Benson Cursus, Benson, Oxfordshire

Cursus Monument:  OS Grid Reference – SU 624 910 to SU 629 919

Also Known as:

  1. Crowmarsh Cursus

Archaeology & History

Major Allen’s 1933 photo

Any remains of this once sacred site are now beneath the airport between Benson and Ewelme, a couple of miles northeast of Wallingford, on the eastern side of the River Thames.  A great pity.  It was one of the early cursus monuments discovered as a result of Major G.W. Allen’s many aerial surveys in southern England — as shown in his photo here  — and subsequently described in Mr Leeds’ (1934) Antiquaries Journal article.  A cluster of cursus monuments were built in this part of England in neolithic times, and Roy Loveday (2006) includes the Benson Cursus as an ingredient within the ‘sacred landscape’ region of what he calls “the Dorchester-on-Thames complex.”  The Benson Cursus and surrounding regional monuments,

“in fact possesses features that would declare it as an inter-regional sanctuary if encountered in an historical setting; namely, intensity of monument construction, longevity of respect, addition of later exotic monuments with far-flung parallels, large numbers of burials, and placement in a landscape structured, partly at least, by other monuments.  These elements recur from Delphi to Uppsala, and from Pachacarmaca to Mecca, at sites that Mircea Eliade (sic) has termed hierophanies — locations where the otherworld of gods and ancestors communicate with the living.”

Loveday’s 2006 plan
Benson Cursus plan (after Barclay & Lambrick)
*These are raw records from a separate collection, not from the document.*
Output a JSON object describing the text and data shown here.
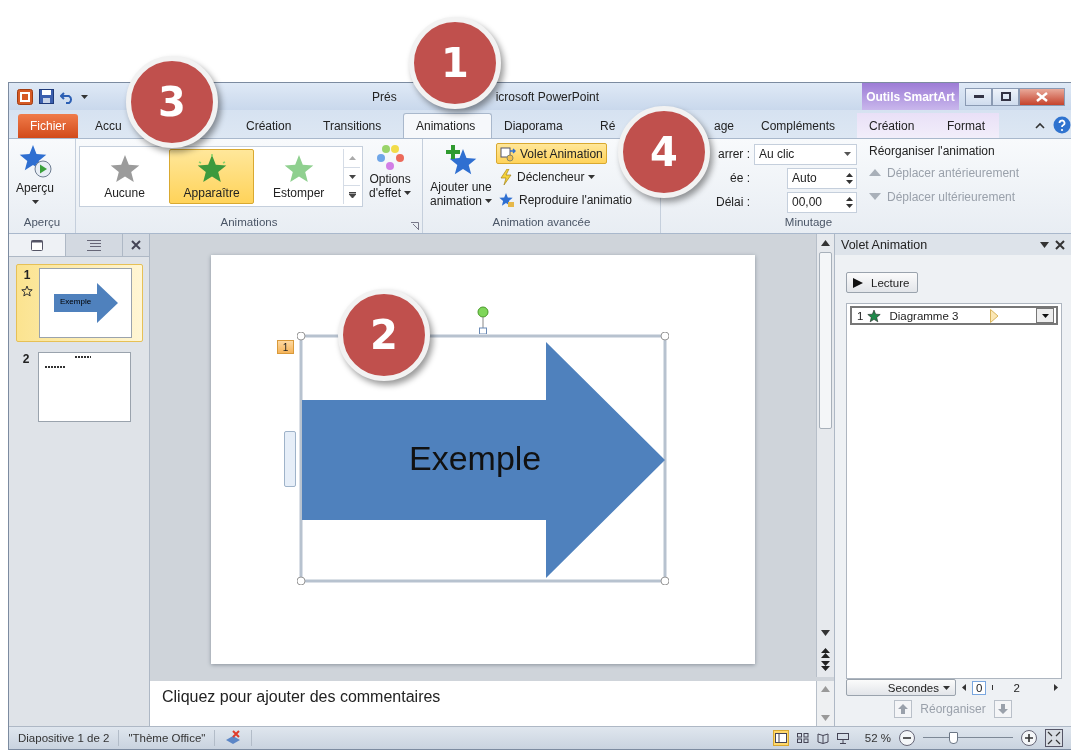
{
  "window": {
    "title_start": "Prés",
    "title_end": "icrosoft PowerPoint",
    "context_tab": "Outils SmartArt"
  },
  "tabs": [
    {
      "label": "Fichier",
      "kind": "file",
      "selected": false
    },
    {
      "label": "Accu",
      "kind": "main",
      "selected": false
    },
    {
      "label": "Création",
      "kind": "main",
      "selected": false
    },
    {
      "label": "Transitions",
      "kind": "main",
      "selected": false
    },
    {
      "label": "Animations",
      "kind": "main",
      "selected": true
    },
    {
      "label": "Diaporama",
      "kind": "main",
      "selected": false
    },
    {
      "label": "Ré",
      "kind": "main",
      "selected": false
    },
    {
      "label": "age",
      "kind": "main",
      "selected": false
    },
    {
      "label": "Compléments",
      "kind": "main",
      "selected": false
    },
    {
      "label": "Création",
      "kind": "context",
      "selected": false
    },
    {
      "label": "Format",
      "kind": "context",
      "selected": false
    }
  ],
  "ribbon": {
    "preview": {
      "label": "Aperçu",
      "group": "Aperçu"
    },
    "animations": {
      "items": [
        {
          "label": "Aucune",
          "kind": "none",
          "selected": false
        },
        {
          "label": "Apparaître",
          "kind": "appear",
          "selected": true
        },
        {
          "label": "Estomper",
          "kind": "fade",
          "selected": false
        }
      ],
      "options_line1": "Options",
      "options_line2": "d'effet",
      "group": "Animations"
    },
    "advanced": {
      "add_line1": "Ajouter une",
      "add_line2": "animation",
      "buttons": [
        {
          "label": "Volet Animation",
          "kind": "pane",
          "on": true
        },
        {
          "label": "Déclencheur",
          "kind": "trigger",
          "on": false
        },
        {
          "label": "Reproduire l'animatio",
          "kind": "painter",
          "on": false
        }
      ],
      "group": "Animation avancée"
    },
    "timing": {
      "fields": [
        {
          "label": "arrer :",
          "value": "Au clic",
          "kind": "dropdown"
        },
        {
          "label": "ée :",
          "value": "Auto",
          "kind": "spinner"
        },
        {
          "label": "Délai :",
          "value": "00,00",
          "kind": "spinner"
        }
      ],
      "reorder_title": "Réorganiser l'animation",
      "reorder": [
        {
          "label": "Déplacer antérieurement",
          "kind": "up",
          "disabled": true
        },
        {
          "label": "Déplacer ultérieurement",
          "kind": "down",
          "disabled": true
        }
      ],
      "group": "Minutage"
    }
  },
  "slides_pane": {
    "thumbnails": [
      {
        "number": "1",
        "text": "Exemple",
        "animated": true,
        "selected": true
      },
      {
        "number": "2",
        "animated": false,
        "selected": false
      }
    ]
  },
  "slide": {
    "shape_text": "Exemple",
    "animation_tag": "1"
  },
  "notes": {
    "prompt": "Cliquez pour ajouter des commentaires"
  },
  "animation_pane": {
    "title": "Volet Animation",
    "play": "Lecture",
    "items": [
      {
        "number": "1",
        "name": "Diagramme 3",
        "selected": true
      }
    ],
    "seconds": "Secondes",
    "timeline": [
      "0",
      "2"
    ],
    "reorder": "Réorganiser"
  },
  "status_bar": {
    "slide": "Diapositive 1 de 2",
    "theme": "\"Thème Office\"",
    "zoom": "52 %",
    "zoom_slider": {
      "level": 0.33
    }
  },
  "callouts": [
    "1",
    "2",
    "3",
    "4"
  ]
}
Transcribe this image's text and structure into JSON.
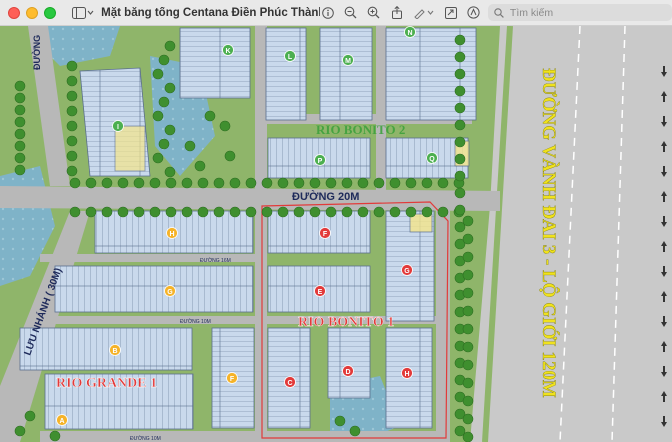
{
  "window": {
    "title": "Mặt bằng tổng Centana Điền Phúc Thành.jpg",
    "search_placeholder": "Tìm kiếm"
  },
  "map": {
    "roads": {
      "main_road": "ĐƯỜNG 20M",
      "left_top_road": "ĐƯỜNG",
      "left_diagonal_road": "LƯU NHÁNH ( 30M)",
      "inner_road_1": "ĐƯỜNG 16M",
      "inner_road_2": "ĐƯỜNG 10M",
      "inner_road_3": "ĐƯỜNG 10M",
      "ring_road": "ĐƯỜNG VÀNH ĐAI 3 - LỘ GIỚI 120M"
    },
    "zones": {
      "rio_bonito_top": "RIO BONITO 2",
      "rio_bonito": "RIO BONITO 1",
      "rio_grande": "RIO GRANDE 1"
    },
    "blocks": [
      "K",
      "L",
      "M",
      "N",
      "I",
      "P",
      "Q",
      "H",
      "F",
      "G",
      "E",
      "D",
      "C",
      "B",
      "A",
      "F",
      "G",
      "H"
    ]
  },
  "colors": {
    "lot": "#c9d9ec",
    "lot_line": "#5a6f8e",
    "highlight_lot": "#f4e58a",
    "grass": "#8fb56a",
    "road": "#b8b8b8",
    "ring_road": "#c9c9c9",
    "block_marker": "#f5b329",
    "zone_text": "#e23a3a",
    "zone_text_2": "#3aa03a",
    "ring_text": "#f0e21c"
  }
}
It’s good to know that the correct paradigms are at last emerging from those archaeocentric minds!

In Mr Loveday’s (2006) plan of the cursus, no entrances could be found into the monument apart from a small section along the northeastern length of the structure (left).  From its southernmost point, this giant monument runs along a SSW-NNE alignment — one echoed in other nearby cursuses — for 1192 yards (1090m) and is 71 yards (65m) across, covering 7.3 hectares in all.  No internal structures were noted anywhere within the monument.

…to be continued…

References:

  1. Barclay, A., Lambrick, G., Moore, J. & Robinson, M., Lines in the Landscape, OAU: Oxford 2003.
  2. Benson, D. & Miles, D., The Upper Thames Valley: An Archaeological Survey of the River Gravels, Oxford Archaeology Unit 1974.
  3. Eliade, Mircea, The Sacred and the Profane, Harcourt, Brace & World: New York 1959.
  4. Leeds, E.T., “Rectangular Enclosures of the Bronze Age in the Upper Thames Valley, in Antiquaries Journal, 14:4, 1934.
  5. Loveday, Roy, Inscribed Across the Landscape, Tempus: Stroud 2006.